Parque Nacional Torotoro

Mit einigen Zweifeln sind wir heute in den Torotoro Nationalpark aufgebrochen. Als wir diesen dreitägigen Ausflug gebucht haben, dachten wir, es wäre eine Tour mit viel Landschaft und Ausblicken. Nachdem wir uns nun besser informiert haben, wissen wir, es ist ein Ausflug mit viel Wanderung, Klettern und Dinosauriern.

Wie immer begann alles reibungslos und wir wurden am Hotel pünktlich abholt, um das erste Ziel anzusteuern, die kleine Stadt Tarata.

Unser Guide Alejandro hat uns durch die Stadt und Stadtgeschichte geführt und viele interessante Geschichten berichtet.

Aber natürlich sollte es auch darum gehen, etwas vom Leben der Einwohner dieser Region zu erfahren und so ging es in ein großes Straßenrestaurant, wo ortstypische Speisen angeboten wurden.

Wir konnten sehr leckere, frittierte Würste (Chorizos) probieren, die ein wenig an das spanische Vorbild erinnerten, aber anders zubereitet waren. Und wir waren glücklich, dass uns nicht das hier zubereitete Chicharrón angeboten wurde.

In der kleinen Kirche gab es dank der Erklärungen vom Guide einige spannende Dinge aus der Kolonialzeit zu beobachten.

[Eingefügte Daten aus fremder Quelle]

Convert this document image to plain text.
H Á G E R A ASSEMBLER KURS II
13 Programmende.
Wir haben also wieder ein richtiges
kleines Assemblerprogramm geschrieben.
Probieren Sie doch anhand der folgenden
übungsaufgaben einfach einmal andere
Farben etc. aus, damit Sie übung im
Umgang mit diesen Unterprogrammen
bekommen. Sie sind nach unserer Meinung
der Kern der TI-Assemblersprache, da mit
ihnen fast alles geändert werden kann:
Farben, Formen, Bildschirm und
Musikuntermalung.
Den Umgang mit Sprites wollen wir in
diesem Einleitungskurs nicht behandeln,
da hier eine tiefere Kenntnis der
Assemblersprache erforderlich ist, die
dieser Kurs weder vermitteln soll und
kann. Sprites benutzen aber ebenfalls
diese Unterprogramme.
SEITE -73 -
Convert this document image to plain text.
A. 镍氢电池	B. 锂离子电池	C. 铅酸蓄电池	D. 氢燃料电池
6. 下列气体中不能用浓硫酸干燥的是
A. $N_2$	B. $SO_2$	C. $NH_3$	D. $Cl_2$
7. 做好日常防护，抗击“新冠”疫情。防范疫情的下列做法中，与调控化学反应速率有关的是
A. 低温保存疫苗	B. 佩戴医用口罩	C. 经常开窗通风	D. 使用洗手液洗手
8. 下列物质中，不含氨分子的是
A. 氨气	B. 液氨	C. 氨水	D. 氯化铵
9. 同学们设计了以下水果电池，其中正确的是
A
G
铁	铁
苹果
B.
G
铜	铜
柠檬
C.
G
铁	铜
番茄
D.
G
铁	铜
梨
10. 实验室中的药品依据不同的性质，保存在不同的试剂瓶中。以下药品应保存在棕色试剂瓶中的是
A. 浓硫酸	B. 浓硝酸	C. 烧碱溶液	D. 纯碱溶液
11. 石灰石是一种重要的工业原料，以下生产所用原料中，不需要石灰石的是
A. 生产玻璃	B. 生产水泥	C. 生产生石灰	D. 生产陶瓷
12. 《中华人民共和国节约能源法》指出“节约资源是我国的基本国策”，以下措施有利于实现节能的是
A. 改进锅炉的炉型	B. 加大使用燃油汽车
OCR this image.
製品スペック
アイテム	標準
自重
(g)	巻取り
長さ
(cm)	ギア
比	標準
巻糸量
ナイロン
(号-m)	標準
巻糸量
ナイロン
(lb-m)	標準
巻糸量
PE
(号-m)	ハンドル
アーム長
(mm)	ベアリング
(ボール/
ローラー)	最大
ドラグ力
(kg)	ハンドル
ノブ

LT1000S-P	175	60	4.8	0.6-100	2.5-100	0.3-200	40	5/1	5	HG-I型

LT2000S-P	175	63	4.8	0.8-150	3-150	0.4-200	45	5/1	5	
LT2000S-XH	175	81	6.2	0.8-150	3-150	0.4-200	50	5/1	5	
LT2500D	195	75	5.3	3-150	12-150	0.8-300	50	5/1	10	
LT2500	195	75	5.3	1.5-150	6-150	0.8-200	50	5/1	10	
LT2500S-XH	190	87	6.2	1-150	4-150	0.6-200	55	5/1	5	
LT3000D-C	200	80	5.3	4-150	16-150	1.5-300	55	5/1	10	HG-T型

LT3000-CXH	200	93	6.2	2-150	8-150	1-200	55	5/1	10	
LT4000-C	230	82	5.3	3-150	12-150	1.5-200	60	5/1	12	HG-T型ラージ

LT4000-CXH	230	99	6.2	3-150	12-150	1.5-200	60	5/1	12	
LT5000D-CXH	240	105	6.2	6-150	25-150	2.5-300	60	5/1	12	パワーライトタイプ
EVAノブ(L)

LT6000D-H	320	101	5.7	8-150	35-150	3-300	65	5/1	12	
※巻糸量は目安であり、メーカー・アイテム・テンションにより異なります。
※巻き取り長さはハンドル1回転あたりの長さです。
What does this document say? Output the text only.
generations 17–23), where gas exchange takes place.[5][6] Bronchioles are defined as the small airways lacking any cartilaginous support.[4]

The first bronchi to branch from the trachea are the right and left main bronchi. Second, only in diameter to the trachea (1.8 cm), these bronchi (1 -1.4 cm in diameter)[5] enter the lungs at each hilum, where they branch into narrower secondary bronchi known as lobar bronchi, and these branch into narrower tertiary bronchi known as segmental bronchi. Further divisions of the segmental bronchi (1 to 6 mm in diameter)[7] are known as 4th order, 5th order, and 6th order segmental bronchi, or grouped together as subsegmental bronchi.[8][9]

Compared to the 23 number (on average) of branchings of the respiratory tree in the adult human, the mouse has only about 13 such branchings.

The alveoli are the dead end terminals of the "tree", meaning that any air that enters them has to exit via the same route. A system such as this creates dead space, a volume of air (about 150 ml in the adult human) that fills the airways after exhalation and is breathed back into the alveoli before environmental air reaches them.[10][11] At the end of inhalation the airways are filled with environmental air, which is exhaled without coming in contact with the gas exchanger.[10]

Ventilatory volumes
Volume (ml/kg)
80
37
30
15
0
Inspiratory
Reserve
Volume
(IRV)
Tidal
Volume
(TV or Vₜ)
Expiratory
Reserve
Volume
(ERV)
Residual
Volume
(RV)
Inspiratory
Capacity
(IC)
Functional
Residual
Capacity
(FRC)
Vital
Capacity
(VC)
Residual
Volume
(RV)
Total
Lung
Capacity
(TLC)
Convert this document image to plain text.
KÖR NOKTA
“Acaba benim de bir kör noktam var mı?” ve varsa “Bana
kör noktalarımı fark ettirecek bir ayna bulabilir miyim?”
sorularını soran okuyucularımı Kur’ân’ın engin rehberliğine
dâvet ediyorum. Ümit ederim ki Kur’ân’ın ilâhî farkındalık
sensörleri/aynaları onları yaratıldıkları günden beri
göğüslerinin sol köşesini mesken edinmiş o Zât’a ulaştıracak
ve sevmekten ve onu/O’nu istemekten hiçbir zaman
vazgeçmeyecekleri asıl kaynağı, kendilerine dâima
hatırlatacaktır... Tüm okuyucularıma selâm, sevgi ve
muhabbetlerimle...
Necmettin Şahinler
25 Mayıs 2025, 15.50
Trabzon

Dann ging es mit dem Auto zwei Stunden weiter zu unserem Hotel Umajalanta Lodge, dass von Indigenen der umliegenden Comunidades geführt wird. Es handelt sich dabei um ein Projekt, dass von der Schweiz finanziert wurde, um im Nationalpark Beschäftigung für die hier lebenden Familien zu schaffen.

Aber da ich wusste, dass es einen Zeitplan gab, habe ich nicht auf andauernde Fotohalte gedrängt.

An der Lodge angekommen, haben wir uns auf einen Ausflug in die nahegelegene Caverna de Umajalanta vorbereitet. Wir hatten schon gelesen, dass dieser Ausflug schwierig werden könnte. Schon der Weg zur Höhle bdeutete einen Aufstieg von vielen Metern auf einer Strecke von ca. einem Kilometer zu Fuß.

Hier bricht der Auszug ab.